Of course, I'm using this example as purely illustrative, for as I explained at the time, I have sympathies for Warmy, and I have no evidence whatsoever that The Gleaner's intern removed her sandals, cursed, or wears a weave.

My conclusion, based on this and some other things I've noticed, is that one had better avoid Jamaican or Jamaicanisms altogether if you want to stay out of controversy.

However much the touters of 'Jamaican' may try to convince me that using our Jamaican language is a good idea, I find that whenever it would be practical and helpful to draw on a Jamaican term, it's likely to cause problems.

For instance, I'm driving down the road and I see a man dressed in rags behaving oddly. In fact, I saw one such Friday morning. I may think to myself: "Ku pon de madman!" By having that thought, I'm not endorsing the treatment of the mentally unsound in our society, nor am I saying definitively that the hapless individual in front of me is inescapably and forever doomed to mental illness.

 

stepping over the line

 

In other words, I'm not assigning this man to a category from which he can never escape and to which he was assigned by virtue of birth. I am, however, noting that his behaviour doesn't comport with standards of appropriateness in our society.

To press the point, if you lie down at a bus stop on Old Hope Road and fondle yourself in full view of passing traffic, you've stepped over the line of the commonly applied and ever-present Jamaicaman IDGAF (short for "I don't give a damn what you think"), into the realms of 'WTF?' (short for "What in heaven's name is happening here?")

Whereas it's OK to say, "I don't like that girl's behaviour", it's not OK to say, "Cho! Is a teggereg!" or "Dat de gyal ah one stregge." I may say, "Away, you termagant!", but I may not say, "Guweh, likkle kinaki!" That's because 'termagant' is high-class English, but 'kinaki', 'teggereg' and 'stregge' are high-powered Jamaican.

Another example: Suppose I'm trying to just discuss a topical legal issue without prejudging the matter. It's all well and good when I talk about MSM, homosexuals, and gays. But if you raise the ordinary Jamaican term ''tibwoy', there's trouble a-comin'.

So, while it is perfectly acceptable to say "Homosexuals in Jamaica are probably wondering when they will be able to get married, just like they're able to in the United States", I can't use the vernacular and say: "De b***ybwoy dem waan fi married like inna 'Merica". It almost means the same thing, but not quite, because our descriptors tend to have a directness that is often considered impolite. So people would get upset. All of a sudden there would be 20 letters to the editor, Facebook would blow up, and more petitions to dump me from The Gleaner would be hand-delivered.

 

misunderstood

 

I'm finding this is the problem with Jamaican. Every time I want to buss off a big Jamaica talk, people are going to take it the wrong way. Maybe it's because I haven't had the proper training, meaning mi jus' leggo like a beast pon de language.

So apparently it's not what you say, it's how you say it.
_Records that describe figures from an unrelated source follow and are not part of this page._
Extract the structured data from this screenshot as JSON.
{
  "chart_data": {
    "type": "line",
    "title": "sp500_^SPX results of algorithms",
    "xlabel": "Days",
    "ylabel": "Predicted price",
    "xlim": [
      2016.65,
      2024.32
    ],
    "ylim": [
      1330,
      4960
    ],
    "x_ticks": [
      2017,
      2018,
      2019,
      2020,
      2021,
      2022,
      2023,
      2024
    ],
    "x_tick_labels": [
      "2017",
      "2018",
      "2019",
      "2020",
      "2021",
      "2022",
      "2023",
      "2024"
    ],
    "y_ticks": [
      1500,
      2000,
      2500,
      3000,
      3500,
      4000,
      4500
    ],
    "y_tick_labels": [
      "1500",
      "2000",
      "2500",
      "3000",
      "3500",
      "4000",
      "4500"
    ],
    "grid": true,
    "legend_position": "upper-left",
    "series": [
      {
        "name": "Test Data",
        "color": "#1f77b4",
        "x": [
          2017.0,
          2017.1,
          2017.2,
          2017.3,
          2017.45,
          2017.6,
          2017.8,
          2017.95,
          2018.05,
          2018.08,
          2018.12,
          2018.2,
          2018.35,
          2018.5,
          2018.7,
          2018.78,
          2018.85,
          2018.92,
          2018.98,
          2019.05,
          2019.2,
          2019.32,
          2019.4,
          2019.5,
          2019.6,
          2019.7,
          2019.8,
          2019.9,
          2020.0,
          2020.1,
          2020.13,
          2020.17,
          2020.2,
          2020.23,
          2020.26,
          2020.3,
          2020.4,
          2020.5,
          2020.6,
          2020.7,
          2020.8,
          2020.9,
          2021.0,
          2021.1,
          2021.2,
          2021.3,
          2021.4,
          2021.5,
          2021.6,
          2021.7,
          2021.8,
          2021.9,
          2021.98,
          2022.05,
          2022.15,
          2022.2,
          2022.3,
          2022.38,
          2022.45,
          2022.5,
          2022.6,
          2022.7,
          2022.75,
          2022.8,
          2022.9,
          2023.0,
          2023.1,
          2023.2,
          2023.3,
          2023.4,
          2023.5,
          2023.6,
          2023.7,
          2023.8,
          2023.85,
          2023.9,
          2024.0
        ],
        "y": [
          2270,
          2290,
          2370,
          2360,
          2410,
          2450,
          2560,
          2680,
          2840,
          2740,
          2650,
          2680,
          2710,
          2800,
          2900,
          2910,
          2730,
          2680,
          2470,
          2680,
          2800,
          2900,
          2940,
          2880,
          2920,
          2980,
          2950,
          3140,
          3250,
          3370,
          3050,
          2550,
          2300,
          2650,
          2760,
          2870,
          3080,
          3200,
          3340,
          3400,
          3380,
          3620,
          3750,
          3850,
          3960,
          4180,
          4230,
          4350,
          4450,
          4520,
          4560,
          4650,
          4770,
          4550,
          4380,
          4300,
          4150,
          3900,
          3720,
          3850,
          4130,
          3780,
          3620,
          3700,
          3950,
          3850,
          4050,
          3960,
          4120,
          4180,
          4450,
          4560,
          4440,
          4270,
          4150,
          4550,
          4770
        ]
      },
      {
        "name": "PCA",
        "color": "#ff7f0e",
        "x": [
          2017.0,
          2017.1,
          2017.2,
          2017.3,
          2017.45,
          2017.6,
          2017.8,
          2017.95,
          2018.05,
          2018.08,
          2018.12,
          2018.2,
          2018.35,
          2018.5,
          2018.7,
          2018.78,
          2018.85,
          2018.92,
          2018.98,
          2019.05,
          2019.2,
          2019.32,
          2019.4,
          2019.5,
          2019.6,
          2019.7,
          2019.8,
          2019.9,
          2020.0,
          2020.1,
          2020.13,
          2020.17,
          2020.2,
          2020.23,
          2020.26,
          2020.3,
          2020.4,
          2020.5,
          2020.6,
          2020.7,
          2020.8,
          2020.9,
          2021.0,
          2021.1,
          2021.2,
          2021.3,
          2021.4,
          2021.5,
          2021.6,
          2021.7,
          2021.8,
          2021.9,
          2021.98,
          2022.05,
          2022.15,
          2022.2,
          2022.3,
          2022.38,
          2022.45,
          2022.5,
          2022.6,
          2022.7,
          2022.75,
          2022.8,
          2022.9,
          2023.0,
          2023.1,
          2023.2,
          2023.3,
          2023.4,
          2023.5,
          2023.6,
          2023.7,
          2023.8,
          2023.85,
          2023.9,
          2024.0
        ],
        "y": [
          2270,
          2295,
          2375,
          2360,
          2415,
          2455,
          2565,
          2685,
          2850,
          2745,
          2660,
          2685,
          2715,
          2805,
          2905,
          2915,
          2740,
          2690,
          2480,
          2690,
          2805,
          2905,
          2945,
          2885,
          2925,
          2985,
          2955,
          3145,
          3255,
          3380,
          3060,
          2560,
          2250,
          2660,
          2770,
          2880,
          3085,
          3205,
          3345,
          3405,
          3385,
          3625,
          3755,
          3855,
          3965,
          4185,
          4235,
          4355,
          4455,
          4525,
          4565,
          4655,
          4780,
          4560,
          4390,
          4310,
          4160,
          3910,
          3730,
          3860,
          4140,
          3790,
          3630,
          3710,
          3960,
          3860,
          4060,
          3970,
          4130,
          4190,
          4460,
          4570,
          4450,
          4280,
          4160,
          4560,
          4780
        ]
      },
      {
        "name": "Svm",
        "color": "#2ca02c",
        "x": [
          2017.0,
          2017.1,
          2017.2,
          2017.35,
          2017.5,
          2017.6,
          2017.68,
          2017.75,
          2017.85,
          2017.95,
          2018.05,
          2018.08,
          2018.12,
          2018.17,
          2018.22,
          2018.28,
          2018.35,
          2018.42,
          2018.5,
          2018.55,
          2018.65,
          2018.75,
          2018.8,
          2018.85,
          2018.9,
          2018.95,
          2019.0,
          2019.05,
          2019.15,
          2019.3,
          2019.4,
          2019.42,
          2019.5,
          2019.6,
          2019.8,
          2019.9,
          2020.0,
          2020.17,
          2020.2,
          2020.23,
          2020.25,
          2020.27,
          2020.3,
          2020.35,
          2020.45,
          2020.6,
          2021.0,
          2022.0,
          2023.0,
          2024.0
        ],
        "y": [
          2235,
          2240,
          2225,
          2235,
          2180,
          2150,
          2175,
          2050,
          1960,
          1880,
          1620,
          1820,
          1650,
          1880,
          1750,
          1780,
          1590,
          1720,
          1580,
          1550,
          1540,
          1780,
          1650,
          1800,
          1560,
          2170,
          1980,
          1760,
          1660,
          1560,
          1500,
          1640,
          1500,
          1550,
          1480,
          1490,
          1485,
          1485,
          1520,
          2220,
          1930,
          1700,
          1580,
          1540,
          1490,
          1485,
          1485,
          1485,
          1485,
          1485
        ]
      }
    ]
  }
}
If you say it in Jamaican, you're going to get into trouble.

Truth is, I believe there's a little leggo beast in all of us. OK, so you're thinking: "Speak for yourself!" But seriously, there is definitely the potential.

A properly trained human is one who, even sometimes, tames the beast within with the help of social rules, personal ethics, legal prohibitions and guidance, and individual conscience. This is a picture of what it is to be human quite consistent with most solid thinking in Western civilisation. Plato certainly understands us as beasts who can sometimes tame and channel our baser drives. And Freud spoke about repressing animal cravings as being a necessary prerequisite of civilised life.

In that respect then, we are all beasts. Christians, as usual, have a more elegant way of explaining it: We are born in sin and prone to sin. I know this understanding of things annoys the New-Agers who are spiritual but not religious, but who cares? Dem is bunch a damn leggo beast!